Subject: Re: (Incomplete) List of pkgsrc Improvements
To: Greg Troxel <gdt@ir.bbn.com>
From: Dieter Baron <dillo@danbala.tuwien.ac.at>
List: tech-pkg
Date: 08/01/2007 17:41:44
On Wed, Aug 01, 2007 at 09:55:57AM -0400, Greg Troxel wrote:
> Dieter Baron <dillo@danbala.tuwien.ac.at> writes:
> 
> >>  I see the depending package as simply recording what it was
> >> built against, and the rule is that the version of libfoo has to be >=
> >> the recorded version, and the EARLIEST_COMPATIBLE_ABI for libfoo has to
> >> be <= the recorded version.
> >
> >   Yes.  Although I don't know if I really want to go from recording
> > dependency patterns to just recording the version it was built
> > against, as that looses flexibility.  We would have to check wether
> > that flexibility is used/needed somewhere in pkgsrc.
> 
> I think what we've learned from this exercise is that the notion of
> dependency patterns for a binary package is broken.  A particular
> version was linked against, and so that version can be used, or any
> later version that doesn't break ABI compatibility (more or less by
> definition).  Can you give an example of where a pattern would make
> sense and the 'record version it was built against' would fail?

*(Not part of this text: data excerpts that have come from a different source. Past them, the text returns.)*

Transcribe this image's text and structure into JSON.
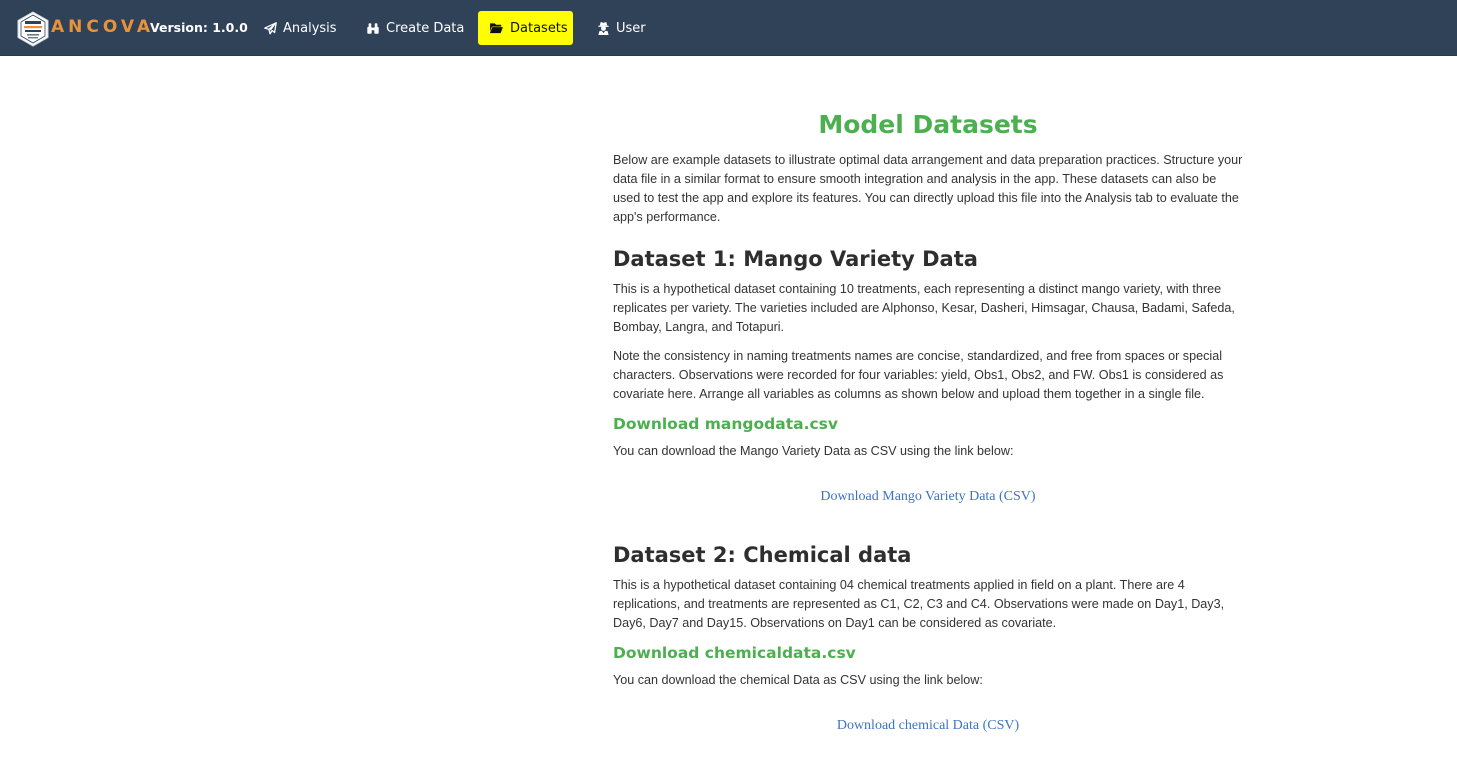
{
  "header": {
    "brand": "ANCOVA",
    "version": "Version: 1.0.0",
    "nav": [
      {
        "label": "Analysis",
        "icon": "paper-plane-icon"
      },
      {
        "label": "Create Data",
        "icon": "binoculars-icon"
      },
      {
        "label": "Datasets",
        "icon": "folder-open-icon",
        "active": true
      },
      {
        "label": "User",
        "icon": "user-secret-icon"
      }
    ],
    "colors": {
      "bar": "#2f4258",
      "brand": "#e8923a",
      "active_tab": "#ffff00"
    }
  },
  "main": {
    "title": "Model Datasets",
    "intro": "Below are example datasets to illustrate optimal data arrangement and data preparation practices. Structure your data file in a similar format to ensure smooth integration and analysis in the app. These datasets can also be used to test the app and explore its features. You can directly upload this file into the Analysis tab to evaluate the app's performance.",
    "datasets": [
      {
        "heading": "Dataset 1: Mango Variety Data",
        "paragraphs": [
          "This is a hypothetical dataset containing 10 treatments, each representing a distinct mango variety, with three replicates per variety. The varieties included are Alphonso, Kesar, Dasheri, Himsagar, Chausa, Badami, Safeda, Bombay, Langra, and Totapuri.",
          "Note the consistency in naming treatments names are concise, standardized, and free from spaces or special characters. Observations were recorded for four variables: yield, Obs1, Obs2, and FW. Obs1 is considered as covariate here. Arrange all variables as columns as shown below and upload them together in a single file."
        ],
        "download_title": "Download mangodata.csv",
        "download_text": "You can download the Mango Variety Data as CSV using the link below:",
        "link_label": "Download Mango Variety Data (CSV)"
      },
      {
        "heading": "Dataset 2: Chemical data",
        "paragraphs": [
          "This is a hypothetical dataset containing 04 chemical treatments applied in field on a plant. There are 4 replications, and treatments are represented as C1, C2, C3 and C4. Observations were made on Day1, Day3, Day6, Day7 and Day15. Observations on Day1 can be considered as covariate."
        ],
        "download_title": "Download chemicaldata.csv",
        "download_text": "You can download the chemical Data as CSV using the link below:",
        "link_label": "Download chemical Data (CSV)"
      }
    ],
    "colors": {
      "title": "#4caf50",
      "link": "#3c73c4"
    }
  }
}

  Not offhand, but pkgsrc is a big and complicated beast.  I'll
investigate furhter.

> >> If you want pkg_add -u to need some sort of forcing flag in the case of
> >> a known ABI change, that's fine with me.  The binary version of
> >> pkg_rolling-replace will just always use the flag.
> >
> >   I' okay with it if it requres a forcing flag, but I insist on that
> > flag: the user should have to explicitly state that he is okay with
> > things getting broken.
> 
> Note that the current behavior is that pkg_add -u just proceeds
> regardless of ABI compatability issues.  So one option is to leave -u
> for that, and have 'pkg_add foo.tgz' do an upgrade if foo is already
> installed and the new one is compatible.

  To quote the pkg_add(1):

       If the -u option is given, it's assumed the package should be
       replaced by the new version instead.  Before doing so, all
       packages that depend on the pkg being upgraded are checked if
       they also work with the new version.

  That check may be broken, but the intention is clearly that pkg_add -u
should not break things.

> I would like to avoid overloading -f with 'skip all checks'.  It would
> be nice to be able to skip checks individually so scripts can only force
> what they want.  For humans it doesn't matter - they run the command,
> read the error, and then run -f.

  Understood.  What do you think about -f (for human users) and a long
options to override particular checks (for scripts)?